His visit took in two camps - one, at Sham Shato, set up in December 1999 for refugees fleeing drought and famine; the other, at Kachagarhi, set up during the war against the Soviets. He also visited the World Food Programme operation in Peshawar itself, from where food and other supplies are being despatched by convoy through the Khyber Pass into Afghanistan.

His visit left him, on the whole, more optimistic than he had expected. With the help of international aid, including from the UK, conditions in the two camps he visited, he says, are not too bad - though he admits that is relative.

"There is adequate food," he says, describing the conditions at Sham Shato, where 53,000 people have arrived since December 1999. "When people arrive, they get tents. Over the six to nine months that most people have been there most have built themselves mud-brick houses. With the help of aid agencies, including Britain, there are schools provided for both boys and girls, a health service that covers basic primary health care and a vocational training college funded by Britain."

The college trains refugee families in basic skills such as carpentry, shoe-making and carpet-weaving, so that when they can eventually return to their own country they will be able to earn a living.

It sounds good: but Mr Bayley himself admits that only about a third of children in the camp go to primary school, and only a 'small number of people' have access to training at the college.

Many of the refugees at Sham Shato, Mr Bayley says, fled drought and starvation rather than war: but one grim fact seems to belie that. "The shoemakers were all amputees," he admits, "people who had lost limbs in the fighting, and in one case a small child whose father was so severely disabled he cannot work."
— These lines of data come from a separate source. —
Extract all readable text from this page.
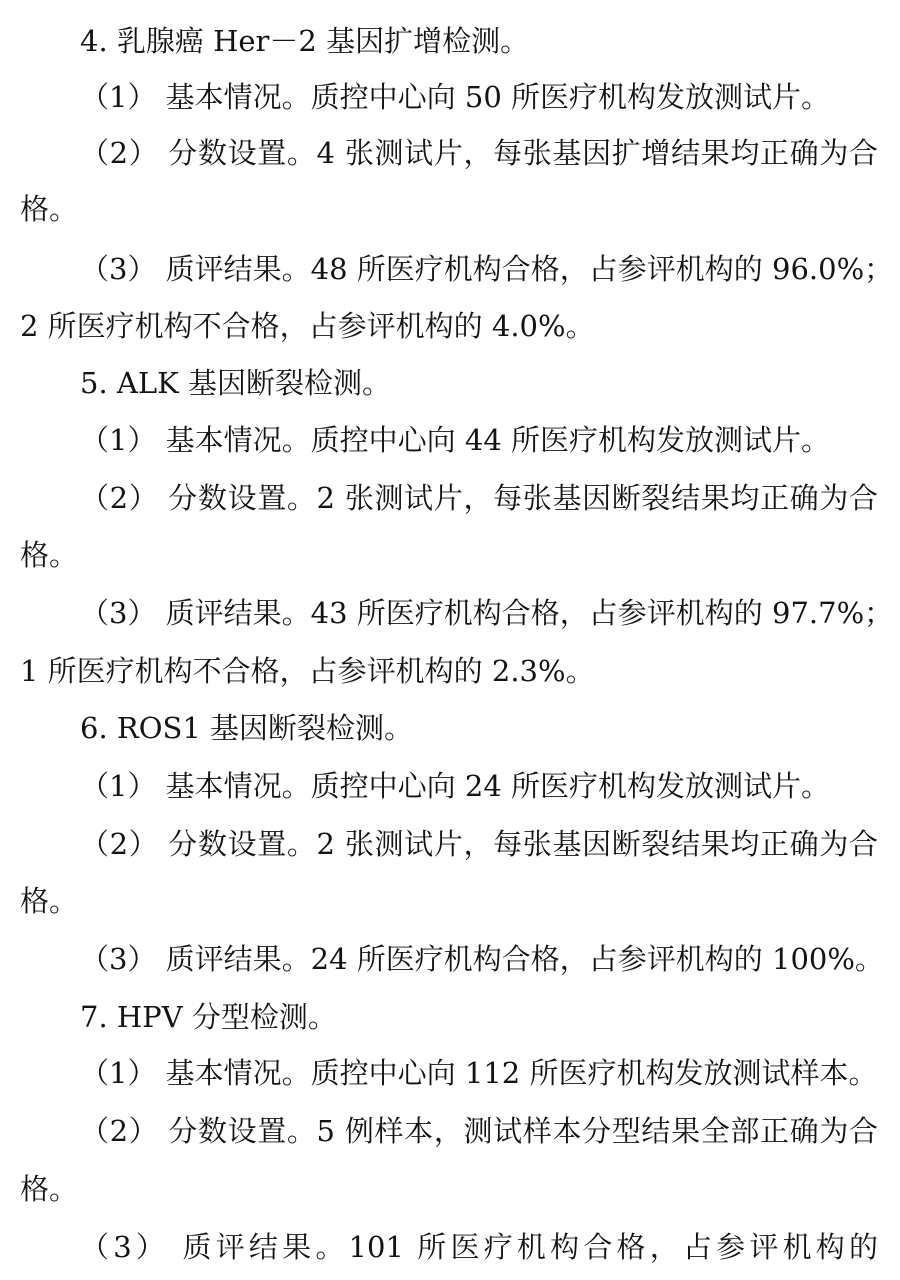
4. 乳腺癌 Her－2 基因扩增检测。
（1） 基本情况。质控中心向 50 所医疗机构发放测试片。
（2） 分数设置。4 张测试片，每张基因扩增结果均正确为合
格。
（3） 质评结果。48 所医疗机构合格，占参评机构的 96.0%；
2 所医疗机构不合格，占参评机构的 4.0%。
5. ALK 基因断裂检测。
（1） 基本情况。质控中心向 44 所医疗机构发放测试片。
（2） 分数设置。2 张测试片，每张基因断裂结果均正确为合
格。
（3） 质评结果。43 所医疗机构合格，占参评机构的 97.7%；
1 所医疗机构不合格，占参评机构的 2.3%。
6. ROS1 基因断裂检测。
（1） 基本情况。质控中心向 24 所医疗机构发放测试片。
（2） 分数设置。2 张测试片，每张基因断裂结果均正确为合
格。
（3） 质评结果。24 所医疗机构合格，占参评机构的 100%。
7. HPV 分型检测。
（1） 基本情况。质控中心向 112 所医疗机构发放测试样本。
（2） 分数设置。5 例样本，测试样本分型结果全部正确为合
格。
（3） 质评结果。101 所医疗机构合格，占参评机构的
It was in Sham Shato that Mr Bayley met Aziz Akimi, an Afghan aid worker who had fled only recently from the city of Herat in North Western Afghanistan and who claimed the Taliban were seen - in Herat, at least - as invaders, and that the US bombing was welcomed. Good news for George Bush. What Sham Shato refugees generally seemed to agree on is that they have had enough of war - and want to return home as soon as it is safe. "The single thing that keeps them away is fear," Mr Bayley says.

Which is where the UN may come into its own. With the aid operation in full swing, earlier fears of starvation seem unlikely to come true, at least in the short term, Mr Bayley says. Aid workers he spoke to seemed 'quietly confident' they would be able to get enough food into the country to last until next year's crops.

But if it is to be safe for the refugees ever to return home, they will need stability and security. Just handing over the country to the warlords of the Northern Alliance once the war against the Taliban is won would be a kind of betrayal.

Most Afghans, Mr Bayley says, would like to see a UN peacekeeping force, "because they don't trust the warlords".

Let's hope that this time, we don't turn our backs.